Brief seizures and episodes of SE in adults can cause immediate and enduring alterations in the morphology of dendritic arbors within the neocortex and hippocampus. Evidence of rapid seizure-induced dendritic changes comes from in vivo timelapse multiphoton imaging of neocortical neurons in adult mice, which revealed that electrographic seizures triggered with 4-aminopyridine (4AP) or KA resulted in the immediate development of dendritic beading and spine loss. ^{25 -28} This effect was aggravated with increased seizure severity ^{25 -28} and was facilitated by the disruption of the actin cytoskeleton through calcineurin-dependent signaling. ²⁵ In addition, a single generalized seizure induced in adult rats using the chemoconvulsant pentylenetetrazol was sufficient to cause a mTOR-dependent loss of CA1 dendritic spines within 3 hours. ²⁹ These findings support the idea that spino-dendritic structures are susceptible to rapid plastic changes in response to seizure activity.
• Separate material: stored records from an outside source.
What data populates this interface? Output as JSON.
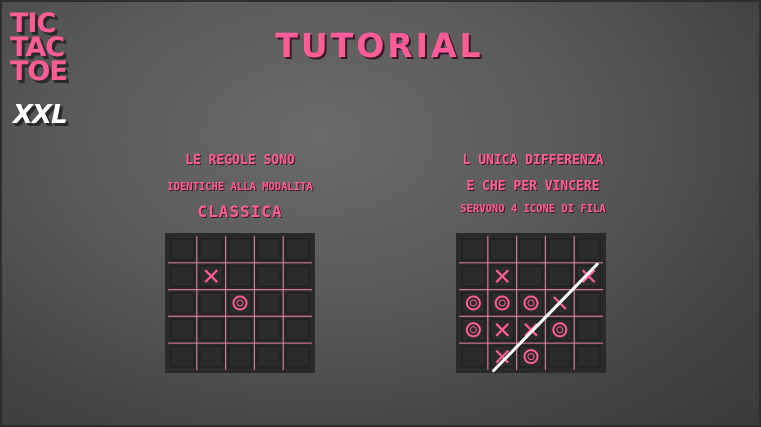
{
  "logo": {
    "line1": "TIC",
    "line2": "TAC",
    "line3": "TOE",
    "badge": "XXL"
  },
  "title": "TUTORIAL",
  "left_panel": {
    "line1": "LE REGOLE SONO",
    "line2": "IDENTICHE ALLA MODALITA",
    "line3": "CLASSICA",
    "board": [
      [
        "",
        "",
        "",
        "",
        ""
      ],
      [
        "",
        "X",
        "",
        "",
        ""
      ],
      [
        "",
        "",
        "O",
        "",
        ""
      ],
      [
        "",
        "",
        "",
        "",
        ""
      ],
      [
        "",
        "",
        "",
        "",
        ""
      ]
    ]
  },
  "right_panel": {
    "line1": "L UNICA DIFFERENZA",
    "line2": "E CHE PER VINCERE",
    "line3": "SERVONO 4 ICONE DI FILA",
    "board": [
      [
        "",
        "",
        "",
        "",
        ""
      ],
      [
        "",
        "X",
        "",
        "",
        "X"
      ],
      [
        "O",
        "O",
        "O",
        "X",
        ""
      ],
      [
        "O",
        "X",
        "X",
        "O",
        ""
      ],
      [
        "",
        "X",
        "O",
        "",
        ""
      ]
    ],
    "winning_line": {
      "from": [
        4,
        1
      ],
      "to": [
        1,
        4
      ]
    }
  },
  "colors": {
    "accent": "#ff5c98",
    "cell": "#2b2b2b",
    "grid": "#ff8fb5",
    "board_bg": "#2a2a2a"
  },
  "icons": {
    "x_mark": "x-mark-icon",
    "o_mark": "o-mark-icon"
  }
}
Longer periods of seizure activity associated with SE events can lead to long term severe loss in spine and dendritic density in the neocortex and hippocampus, along with the subsequent development of spontaneous recurrent seizures (SRS) and cognitive decline. ^{26,28,30 -32} Within the neocortex, >50% of spines were lost between 24 hours and 6 weeks after KA. ^26,28 Within hippocampal CA1 dendrites, a 15% to 20% loss in spine density along with a 30% decrease in dendritic branching were observed during the period of epileptogenesis between 1 and 3 weeks after SE. ^{30 -32} Status epilepticus-induced decreases in dendritic branching and spine density within CA1 and the neocortex were prevented or mitigated by inhibiting the mTOR pathway. ^26,30 This effect corresponded with enhanced learning and memory abilities in rats that experienced SE. ³⁰ In contrast to these observations in CA1, significant increases in CA3 spine numbers (∼30%) ³³ and increases in GC dendritic branching and spine density ³⁴ were reported during the chronic epilepsy phase following SE. A recent review by Jean et al ³⁵ further describes differences in the dendritic spine morphology within the hippocampus during epileptogenesis and discusses potential underlying mechanisms. Taken together, these findings support an association between SE and enduring alterations in dendritic structures. However, despite this compelling evidence, a definitive link between dendritic structural abnormalities and the subsequent development of SRS and cognitive decline remains elusive.

Genetic Epilepsy

Due to the essential role the mTOR pathway plays in modulating neuronal and dendritic structures under physiological and pathological conditions, including epilepsy, ^36,37 numerous studies have been conducted to determine how genetically enhancing mTOR activity can lead to dendritic structural alterations and trigger epilepsy. ^{38 -40} For example, genetic ablation of the upstream mTOR regulatory molecule the phosphatase and tensin homolog (Pten) renders mTOR constitutively active and promotes epilepsy. ³⁷ Pten deletion in hippocampal dentate GCs results in dendric overgrowth, neuronal hyperexcitability, and epilepsy that resembles human FCD. ³⁸ Granule cells that lack Pten exhibit complex dendritic branches with an augmented number of spines and increased excitability. ^{38,41 -43} Some mechanisms implicated in the extensive dendritic structures observed in Pten-negative GCs include an increase in the rate of microtubule polymerization ⁴⁴ and downstream signaling of the mTOR complex 2. ⁴² Similar dendritic overgrowth occurs in association with loss-of-function mutations in TSC ⁴⁵ and DEPDC5 molecules, ^46,47 which negatively regulate mTOR signaling and also result in epilepsy (reviewed in the study by Jozwiak et al ⁴⁸ and Samanta ⁴⁹ ). Although these findings collectively highlight a crucial role for mTOR signaling in the dendritic structural pathology associated with neuronal hyperexcitability, seizures, and epilepsy, a recent study showed that normalization of dendritic structures did not alter seizure severity in Pten null mice. ⁴² Thus, the precise function of irregular dendritic architectures in the generation of epileptic circuits requires further investigation.